Hukuman mati bagi Syech Siti Jenar menyangkut masalah yang lebih prinsipal, yaitu penyelewengan akidah. Faham wahdatul wujud yang disebarkan Syech Siti Jenar mengakibatkan terhapusnya semua tugas dan kewajiban, karena tidak ada artinya tugas kewajiban selama orang berkeyakinan bahwa tidak ada yang wujud selain Tuhan. Apakah artinya mengutus Rasul? Mungkinkah mengutus utusan dari diri sendiri, kepada diri sendiri, untuk diri sendiri? Dan apakah artinya pada makhluknya terdapat orang yang baik dan orang yang tidak baik? (Muchtar Rosjidi, 1962)

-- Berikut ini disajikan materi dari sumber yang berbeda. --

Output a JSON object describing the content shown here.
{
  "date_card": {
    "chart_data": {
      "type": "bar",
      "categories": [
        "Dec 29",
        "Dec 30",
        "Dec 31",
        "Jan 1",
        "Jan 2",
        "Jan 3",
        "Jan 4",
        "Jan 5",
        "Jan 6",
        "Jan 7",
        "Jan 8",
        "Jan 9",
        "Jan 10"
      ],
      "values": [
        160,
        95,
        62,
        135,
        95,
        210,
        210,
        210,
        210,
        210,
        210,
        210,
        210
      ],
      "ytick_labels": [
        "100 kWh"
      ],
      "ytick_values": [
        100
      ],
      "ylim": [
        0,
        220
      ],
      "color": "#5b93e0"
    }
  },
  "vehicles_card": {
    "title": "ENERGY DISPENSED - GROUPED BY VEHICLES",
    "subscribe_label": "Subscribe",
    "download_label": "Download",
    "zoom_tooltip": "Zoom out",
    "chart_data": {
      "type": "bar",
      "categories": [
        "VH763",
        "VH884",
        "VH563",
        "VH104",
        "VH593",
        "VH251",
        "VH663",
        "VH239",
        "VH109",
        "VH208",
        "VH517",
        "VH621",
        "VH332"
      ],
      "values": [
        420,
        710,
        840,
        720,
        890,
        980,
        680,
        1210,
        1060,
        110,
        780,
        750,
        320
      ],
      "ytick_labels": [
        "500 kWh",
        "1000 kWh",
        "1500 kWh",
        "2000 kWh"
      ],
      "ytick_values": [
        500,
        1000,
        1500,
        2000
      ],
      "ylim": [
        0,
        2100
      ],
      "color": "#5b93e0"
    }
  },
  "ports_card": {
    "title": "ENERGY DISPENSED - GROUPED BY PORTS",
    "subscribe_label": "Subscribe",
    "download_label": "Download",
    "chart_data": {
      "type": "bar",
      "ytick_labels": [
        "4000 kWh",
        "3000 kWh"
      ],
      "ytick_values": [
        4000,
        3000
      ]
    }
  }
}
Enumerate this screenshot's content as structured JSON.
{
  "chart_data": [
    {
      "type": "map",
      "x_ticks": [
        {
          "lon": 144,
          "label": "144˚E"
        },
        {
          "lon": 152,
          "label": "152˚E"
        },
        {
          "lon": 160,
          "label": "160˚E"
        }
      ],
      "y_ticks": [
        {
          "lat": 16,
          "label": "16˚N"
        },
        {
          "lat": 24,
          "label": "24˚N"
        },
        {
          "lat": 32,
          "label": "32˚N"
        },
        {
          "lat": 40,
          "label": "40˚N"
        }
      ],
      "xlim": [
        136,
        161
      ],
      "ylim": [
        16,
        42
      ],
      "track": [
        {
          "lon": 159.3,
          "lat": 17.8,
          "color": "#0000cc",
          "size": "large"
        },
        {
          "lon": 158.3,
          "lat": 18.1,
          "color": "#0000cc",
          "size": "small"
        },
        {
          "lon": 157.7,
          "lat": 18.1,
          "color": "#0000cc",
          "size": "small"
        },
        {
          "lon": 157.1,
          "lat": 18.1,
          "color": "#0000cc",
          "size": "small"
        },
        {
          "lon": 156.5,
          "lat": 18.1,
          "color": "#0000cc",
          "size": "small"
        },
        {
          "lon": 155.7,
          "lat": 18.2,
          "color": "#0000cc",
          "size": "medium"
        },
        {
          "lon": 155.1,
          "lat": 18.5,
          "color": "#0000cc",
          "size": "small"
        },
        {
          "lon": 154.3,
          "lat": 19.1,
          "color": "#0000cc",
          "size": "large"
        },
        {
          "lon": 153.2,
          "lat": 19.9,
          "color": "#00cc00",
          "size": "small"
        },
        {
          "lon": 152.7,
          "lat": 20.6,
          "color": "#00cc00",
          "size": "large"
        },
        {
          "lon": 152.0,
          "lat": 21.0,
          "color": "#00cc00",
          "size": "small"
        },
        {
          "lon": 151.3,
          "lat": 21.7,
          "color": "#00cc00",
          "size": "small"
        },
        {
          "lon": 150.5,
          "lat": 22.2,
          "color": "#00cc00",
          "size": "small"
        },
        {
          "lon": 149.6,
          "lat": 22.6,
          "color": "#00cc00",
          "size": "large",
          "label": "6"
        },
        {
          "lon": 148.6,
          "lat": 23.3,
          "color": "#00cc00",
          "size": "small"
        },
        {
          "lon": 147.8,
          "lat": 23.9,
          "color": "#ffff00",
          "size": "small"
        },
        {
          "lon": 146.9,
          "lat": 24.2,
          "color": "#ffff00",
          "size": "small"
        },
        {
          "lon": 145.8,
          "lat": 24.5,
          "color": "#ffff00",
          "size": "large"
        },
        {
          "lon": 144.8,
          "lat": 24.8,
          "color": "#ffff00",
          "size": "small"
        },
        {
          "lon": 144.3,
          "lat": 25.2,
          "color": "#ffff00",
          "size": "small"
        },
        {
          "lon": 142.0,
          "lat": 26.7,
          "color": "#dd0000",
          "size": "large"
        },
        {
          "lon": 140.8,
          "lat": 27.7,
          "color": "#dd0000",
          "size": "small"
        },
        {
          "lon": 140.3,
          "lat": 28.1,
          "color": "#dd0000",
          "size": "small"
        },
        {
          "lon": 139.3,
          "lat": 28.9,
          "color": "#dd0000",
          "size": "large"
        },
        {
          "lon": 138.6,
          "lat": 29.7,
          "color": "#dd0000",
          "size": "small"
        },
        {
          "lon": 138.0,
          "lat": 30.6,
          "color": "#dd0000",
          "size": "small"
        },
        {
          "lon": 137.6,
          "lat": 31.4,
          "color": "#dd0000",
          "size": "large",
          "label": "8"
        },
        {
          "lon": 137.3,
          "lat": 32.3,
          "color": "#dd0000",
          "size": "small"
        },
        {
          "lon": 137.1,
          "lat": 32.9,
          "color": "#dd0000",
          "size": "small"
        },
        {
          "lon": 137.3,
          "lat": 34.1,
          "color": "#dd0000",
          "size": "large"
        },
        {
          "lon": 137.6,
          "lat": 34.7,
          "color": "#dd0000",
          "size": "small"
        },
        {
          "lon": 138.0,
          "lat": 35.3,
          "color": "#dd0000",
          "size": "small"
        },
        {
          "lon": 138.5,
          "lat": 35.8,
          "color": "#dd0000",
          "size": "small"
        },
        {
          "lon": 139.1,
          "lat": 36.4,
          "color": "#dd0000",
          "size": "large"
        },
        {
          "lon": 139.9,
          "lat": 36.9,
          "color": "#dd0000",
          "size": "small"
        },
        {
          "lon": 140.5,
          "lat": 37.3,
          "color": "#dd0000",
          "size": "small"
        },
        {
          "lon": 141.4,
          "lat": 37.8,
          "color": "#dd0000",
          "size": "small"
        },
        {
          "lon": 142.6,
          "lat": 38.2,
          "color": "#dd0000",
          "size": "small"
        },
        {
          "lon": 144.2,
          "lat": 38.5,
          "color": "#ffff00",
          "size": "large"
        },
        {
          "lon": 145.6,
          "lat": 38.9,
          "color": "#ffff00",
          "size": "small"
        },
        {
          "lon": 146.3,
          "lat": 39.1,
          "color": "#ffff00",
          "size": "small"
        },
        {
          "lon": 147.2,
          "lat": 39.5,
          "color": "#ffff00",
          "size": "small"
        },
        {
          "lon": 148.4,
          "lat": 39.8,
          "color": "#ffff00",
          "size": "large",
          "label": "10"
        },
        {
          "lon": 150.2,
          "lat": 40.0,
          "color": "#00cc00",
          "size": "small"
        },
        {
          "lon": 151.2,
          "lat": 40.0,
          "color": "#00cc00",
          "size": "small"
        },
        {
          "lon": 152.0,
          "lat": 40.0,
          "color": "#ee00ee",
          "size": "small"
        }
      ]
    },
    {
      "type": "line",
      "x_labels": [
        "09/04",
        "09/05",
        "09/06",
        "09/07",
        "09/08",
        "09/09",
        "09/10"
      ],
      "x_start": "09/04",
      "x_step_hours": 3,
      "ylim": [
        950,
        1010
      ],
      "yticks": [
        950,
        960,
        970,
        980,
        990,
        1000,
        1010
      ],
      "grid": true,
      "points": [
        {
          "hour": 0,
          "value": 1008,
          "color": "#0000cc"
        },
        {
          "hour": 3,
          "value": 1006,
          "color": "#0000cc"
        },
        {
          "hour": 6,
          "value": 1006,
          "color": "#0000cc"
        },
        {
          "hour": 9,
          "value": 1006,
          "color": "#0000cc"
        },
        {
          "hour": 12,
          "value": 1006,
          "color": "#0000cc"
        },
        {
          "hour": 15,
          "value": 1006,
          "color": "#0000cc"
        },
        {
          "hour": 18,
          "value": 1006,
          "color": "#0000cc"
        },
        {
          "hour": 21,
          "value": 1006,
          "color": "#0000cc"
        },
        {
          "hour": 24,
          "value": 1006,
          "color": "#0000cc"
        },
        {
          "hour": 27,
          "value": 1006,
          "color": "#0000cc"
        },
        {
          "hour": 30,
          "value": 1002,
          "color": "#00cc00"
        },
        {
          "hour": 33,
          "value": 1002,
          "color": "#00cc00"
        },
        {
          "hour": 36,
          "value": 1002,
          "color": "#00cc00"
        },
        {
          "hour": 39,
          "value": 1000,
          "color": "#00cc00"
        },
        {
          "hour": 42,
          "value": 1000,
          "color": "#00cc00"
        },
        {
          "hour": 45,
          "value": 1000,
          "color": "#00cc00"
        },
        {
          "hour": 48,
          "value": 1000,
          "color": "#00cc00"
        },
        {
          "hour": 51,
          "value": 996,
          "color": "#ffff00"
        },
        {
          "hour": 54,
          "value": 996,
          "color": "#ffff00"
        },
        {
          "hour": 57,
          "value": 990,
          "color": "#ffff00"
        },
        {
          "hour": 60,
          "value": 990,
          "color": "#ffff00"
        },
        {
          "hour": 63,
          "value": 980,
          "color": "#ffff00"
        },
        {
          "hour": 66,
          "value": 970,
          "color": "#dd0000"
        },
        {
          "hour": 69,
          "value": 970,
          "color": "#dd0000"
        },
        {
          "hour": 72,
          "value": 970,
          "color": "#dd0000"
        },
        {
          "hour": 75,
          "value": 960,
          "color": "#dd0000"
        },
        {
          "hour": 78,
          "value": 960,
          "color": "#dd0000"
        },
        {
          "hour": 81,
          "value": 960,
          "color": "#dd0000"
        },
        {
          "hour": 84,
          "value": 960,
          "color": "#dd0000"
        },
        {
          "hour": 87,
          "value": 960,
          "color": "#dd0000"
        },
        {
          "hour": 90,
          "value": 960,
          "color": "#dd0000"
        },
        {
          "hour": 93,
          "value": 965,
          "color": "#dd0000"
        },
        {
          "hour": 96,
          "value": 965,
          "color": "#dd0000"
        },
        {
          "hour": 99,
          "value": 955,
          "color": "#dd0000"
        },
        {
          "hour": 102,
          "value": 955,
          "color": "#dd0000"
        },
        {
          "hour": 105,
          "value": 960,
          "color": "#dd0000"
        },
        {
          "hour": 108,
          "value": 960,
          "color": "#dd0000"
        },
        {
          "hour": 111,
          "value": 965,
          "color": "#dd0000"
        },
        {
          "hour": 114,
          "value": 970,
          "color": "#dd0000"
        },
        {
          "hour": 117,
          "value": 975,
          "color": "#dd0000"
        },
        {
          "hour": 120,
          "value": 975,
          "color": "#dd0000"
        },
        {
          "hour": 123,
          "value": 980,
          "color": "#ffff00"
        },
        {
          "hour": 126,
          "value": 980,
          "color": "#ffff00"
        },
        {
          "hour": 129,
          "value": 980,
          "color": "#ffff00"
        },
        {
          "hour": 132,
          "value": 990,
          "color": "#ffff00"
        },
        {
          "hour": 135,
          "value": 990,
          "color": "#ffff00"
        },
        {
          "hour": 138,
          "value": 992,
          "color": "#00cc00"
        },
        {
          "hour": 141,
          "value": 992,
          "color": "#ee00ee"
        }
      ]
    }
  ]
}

Lebih tajam dari Muchtar Rosjidi, JWM Bakker SY dalam bukunya Sejarah Filsafat dalam Islam (1978) menulis,

"Terlepas dari semangat fatalisme (qadar wa qada, qismet, nasib, maktub) dan iklim agnotisisme (tak tahu kenyataan), ajaran kalam ini mengandung bahaya lebih besar lagi bagi kepercayaan Islam sendiri. Peralihan dari faham: "semua kegiatan adalah kegiatan Tuhan, semua penyebab adalah penyebaban Tuhan' kepada faham: "semua ada adalah Tuhan' itu mudah. Ini bukan khayalan; banyak sufi melangkah dari faham wahdatul sebab kepada faham wahdatul wujud atau dalam filsafat dari penergetisme ke pantheisme dan monisme." (hal. 61)

Dalam cerita rakyat yang sering saya dengar, ajaran Syech Siti Jenar mengakibatkan orang-orang Islam baru mengacuhkan Syariat Islam, meninggalkan sholat, puasa dsb. Hal ini tentu sangat mengacaukan dan menyesatkan ajaran Islam. Secara tegas Muchtar Rosjidi (1962) mengatakan bahwa wahdatul wujud merupakan bid'ah yang membahayakan aqidah Islamiyah dan mengakibatkan timbulnya ajaran-ajaran kebatinan yang tidak menentu ujung pangkalnya yang hanya akan merugikan perkembangan mental masyarakat.

Faham wahdatul wujud ini ditangkap secara dangkal Vredi Kastam Marta dengan mengungkapkan tindakan masyarakat Pengging yang mempertuhan Syech Siti Jenar, karena mukjizat-mukjizat yang dipunyai Syech Siti Jenar.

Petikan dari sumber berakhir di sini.